The rest follows the same shape, just starting from the API layer instead of a frontend. A process gets started and a worker picks it up; whether that's multiple event-based workers or a single FastAPI worker doesn't matter. The agent layer is identical to the streaming pattern. Then, instead of streaming back to a frontend, you hit the notification service. You save the state and the process simply stops.
In that sense it's a little simpler, since there's no direct frontend communication. The user clicks approve inside Slack, which calls another API endpoint that resumes the workflow. You load the state, get the agent context and pending actions back in memory, resume with the approval, and execute. A final Slack notification carries the completion notice that the money is transferred.
Save the state instead of executing
Three concepts make every version of this work, regardless of what you're building:
- Deferred execution. When approval is needed, save the state instead of executing. This is lesson number one.
- State serialization. Persist the agent context, message history, and pending actions. Everything the follow-up run needs, including every parameter that goes into the functions, should be easy to store and retrieve.
- Stateless resume.
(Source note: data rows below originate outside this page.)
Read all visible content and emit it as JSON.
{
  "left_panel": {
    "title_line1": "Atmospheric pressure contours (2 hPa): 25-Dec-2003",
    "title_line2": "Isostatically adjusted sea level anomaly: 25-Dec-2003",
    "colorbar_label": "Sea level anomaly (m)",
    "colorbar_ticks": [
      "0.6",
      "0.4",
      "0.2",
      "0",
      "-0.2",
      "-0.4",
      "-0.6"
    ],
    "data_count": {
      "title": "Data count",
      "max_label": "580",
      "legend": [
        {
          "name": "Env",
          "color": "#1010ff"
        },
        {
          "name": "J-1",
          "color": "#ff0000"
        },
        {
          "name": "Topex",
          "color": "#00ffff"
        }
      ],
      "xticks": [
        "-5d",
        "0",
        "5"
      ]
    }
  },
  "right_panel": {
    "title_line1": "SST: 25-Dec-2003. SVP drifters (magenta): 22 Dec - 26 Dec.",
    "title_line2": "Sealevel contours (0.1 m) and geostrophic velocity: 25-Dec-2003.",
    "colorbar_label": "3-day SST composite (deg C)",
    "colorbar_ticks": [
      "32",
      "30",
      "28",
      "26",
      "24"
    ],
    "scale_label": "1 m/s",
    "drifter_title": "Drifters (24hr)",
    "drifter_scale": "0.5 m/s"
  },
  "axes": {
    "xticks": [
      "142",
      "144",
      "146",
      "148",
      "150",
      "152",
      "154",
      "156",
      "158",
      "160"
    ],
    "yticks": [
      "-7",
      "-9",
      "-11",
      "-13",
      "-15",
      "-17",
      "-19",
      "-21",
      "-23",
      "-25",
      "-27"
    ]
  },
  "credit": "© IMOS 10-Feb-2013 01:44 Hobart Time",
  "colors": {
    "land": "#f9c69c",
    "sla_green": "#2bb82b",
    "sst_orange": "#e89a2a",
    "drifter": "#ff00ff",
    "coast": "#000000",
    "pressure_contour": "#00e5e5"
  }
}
Load everything from storage and hold nothing in memory. If the user takes days to hit the approval button, everything still works. Even a week later, the state is in the database, the original connection closed long ago, and nothing is waiting from an execution point of view.
Get those three right and human-in-the-loop stops being a prompting problem and becomes a state management problem.
This post is part of the broader guide to building production AI systems. For the diagrams and the live demo, watch the full video; the code examples are in the GitHub repository linked under it.
FAQ
How do you pause an AI agent and wait for human approval?
Halt the process at the point where the agent proposes a risky action, then defer execution. In a structured-output workflow you check the action plan for a requires_confirmation flag; in a tool-calling agent you intercept the tool call before executing it. In production, save the agent state to a database and notify the human instead of blocking the process.
Why should the connection close while you wait for approval?
Because the wait is unbounded. The user might respond in seconds or never, and an open streaming connection loses everything on a timeout or network error. Saving state first means the approval can arrive whenever it arrives and the workflow resumes from the database.
What state do you need to save when you halt an agent?
Everything the follow-up run needs. That means the user's original request, the message history, the agent context, and the pending actions with their parameters. If the resume step can rebuild the exact situation from storage alone, you've saved enough.
Do you need an agent framework to build human-in-the-loop?
No. The examples in this guide use the plain OpenAI client with the Responses API, Pydantic for validation, and ordinary if-else logic. The production patterns add a database and a notification channel like Slack. The concepts transfer to any framework, but none of them require one.